Но вы никогда и ничего из этого не увидите, потому что наша задача – показать вам глянец и блеф, а не скучный съёмочный процесс в декорациях. Кстати, о декорациях… последние довольно обшарпаны, потому что у девяноста процентов снимаемых в «Останкино» передач нет своей студии, так что задники и подиумы приходится постоянно разбирать и собирать, перетаскивая из одной студии в другую. В этом плане в «Останкино» повезло только «Первому», ну и ещё «НТВ», которые традиционно работают в выделенных для них помещениях. Все остальные вынуждены монтировать декорации заново каждый раз и снимать передачу так, чтобы картинка в кадре спрятала все недочёты.
Массовка в студии увидит больше вас: весь передний план студии, состоящий из подиума, где будут сидеть «говорящие головы» (специально приглашенные эксперты), зрительный зал, съёмочную площадку с перманентно ругающимся режиссером (Лидой), камеры, напоминающие футуристические летательные аппараты, операторов, жующих жевачку, мощный, бьющий в глаза, ослепительный свет, плазмы, развешенные по периметру, и электронное табло с периодически вспыхивающей надписью «аплодисменты».
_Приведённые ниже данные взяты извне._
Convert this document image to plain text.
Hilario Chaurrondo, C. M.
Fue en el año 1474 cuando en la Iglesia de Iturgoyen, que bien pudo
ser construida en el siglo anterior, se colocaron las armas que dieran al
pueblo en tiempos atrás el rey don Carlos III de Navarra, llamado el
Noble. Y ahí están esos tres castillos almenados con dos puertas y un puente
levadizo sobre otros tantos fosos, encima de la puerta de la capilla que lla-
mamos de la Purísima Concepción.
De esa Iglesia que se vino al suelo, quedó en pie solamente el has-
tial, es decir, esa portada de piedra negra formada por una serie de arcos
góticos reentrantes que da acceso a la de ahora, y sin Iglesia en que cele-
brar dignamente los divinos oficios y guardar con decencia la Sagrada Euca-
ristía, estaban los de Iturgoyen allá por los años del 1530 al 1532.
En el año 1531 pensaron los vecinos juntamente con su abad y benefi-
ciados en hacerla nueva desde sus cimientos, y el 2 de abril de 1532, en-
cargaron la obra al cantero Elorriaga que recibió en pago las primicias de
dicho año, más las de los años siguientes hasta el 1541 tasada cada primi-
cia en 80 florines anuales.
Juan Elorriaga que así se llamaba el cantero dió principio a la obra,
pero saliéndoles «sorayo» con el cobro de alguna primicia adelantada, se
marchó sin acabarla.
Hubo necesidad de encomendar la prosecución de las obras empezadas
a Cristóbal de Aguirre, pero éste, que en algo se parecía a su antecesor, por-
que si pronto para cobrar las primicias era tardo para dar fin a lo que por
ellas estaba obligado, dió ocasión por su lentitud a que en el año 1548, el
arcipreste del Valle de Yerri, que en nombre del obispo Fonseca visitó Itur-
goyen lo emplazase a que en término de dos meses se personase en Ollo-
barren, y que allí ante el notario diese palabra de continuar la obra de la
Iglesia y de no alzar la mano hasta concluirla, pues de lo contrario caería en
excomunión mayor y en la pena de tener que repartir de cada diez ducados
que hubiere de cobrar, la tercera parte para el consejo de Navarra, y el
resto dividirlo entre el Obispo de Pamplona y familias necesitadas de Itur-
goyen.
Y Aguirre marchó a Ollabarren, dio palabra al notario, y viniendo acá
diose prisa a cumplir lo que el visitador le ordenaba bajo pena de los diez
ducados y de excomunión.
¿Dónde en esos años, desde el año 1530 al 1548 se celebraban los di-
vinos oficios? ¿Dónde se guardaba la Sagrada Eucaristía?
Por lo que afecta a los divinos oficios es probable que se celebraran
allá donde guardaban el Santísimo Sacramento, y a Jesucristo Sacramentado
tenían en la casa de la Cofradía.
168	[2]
Когда массовка рассядется, на подиуме появятся обалдевшие от грима и шума эксперты, которых Таня рассадит на строго отведённые для них места, после чего начнется традиционный разогрев массовки: на подиум выбежит главный модератор LEVA, который и объявит:
– Внимание! На телефон, на камеры ток-шоу не снимать, аудиозапись не делать, с любым, кого на этом поймаем, распрощаемся навсегда. Эмоции выражать можно и нужно, но ведущую не перебивать, с места вопросов не задавать, замечания не выкрикивать, говорить, только если вам дадут микрофон. И обязательно хлопать, когда на табло загорится соответствующая надпись. Всё поняли?
– Да-а…
– Пять минут до эфира! – обрывает мои мысли голос в динамиках, и я открываю глаза. Делаю глубокий вдох и выдох. Всё, нет больше волнения, и ничего уже нет, кроме трех, самых первых, самых простых слов подводки.
– Аасмяэ, на площадку, – командует голос Лиды, отныне живущей только в моём наушнике. Быстро, спокойно и собранно прохожу маленький коридор, отделяющий гримёрку от студии.
– Саш, насчёт Сечина… Я все-таки буду держать за тебя кулачки, – шепчет мне в спину Ритка, и я, помедлив, делаю то, что делать нельзя – я оборачиваюсь:
– Рит?
– Что?
– Не сходи с ума, – улыбнувшись ей, взбегаю на подиум.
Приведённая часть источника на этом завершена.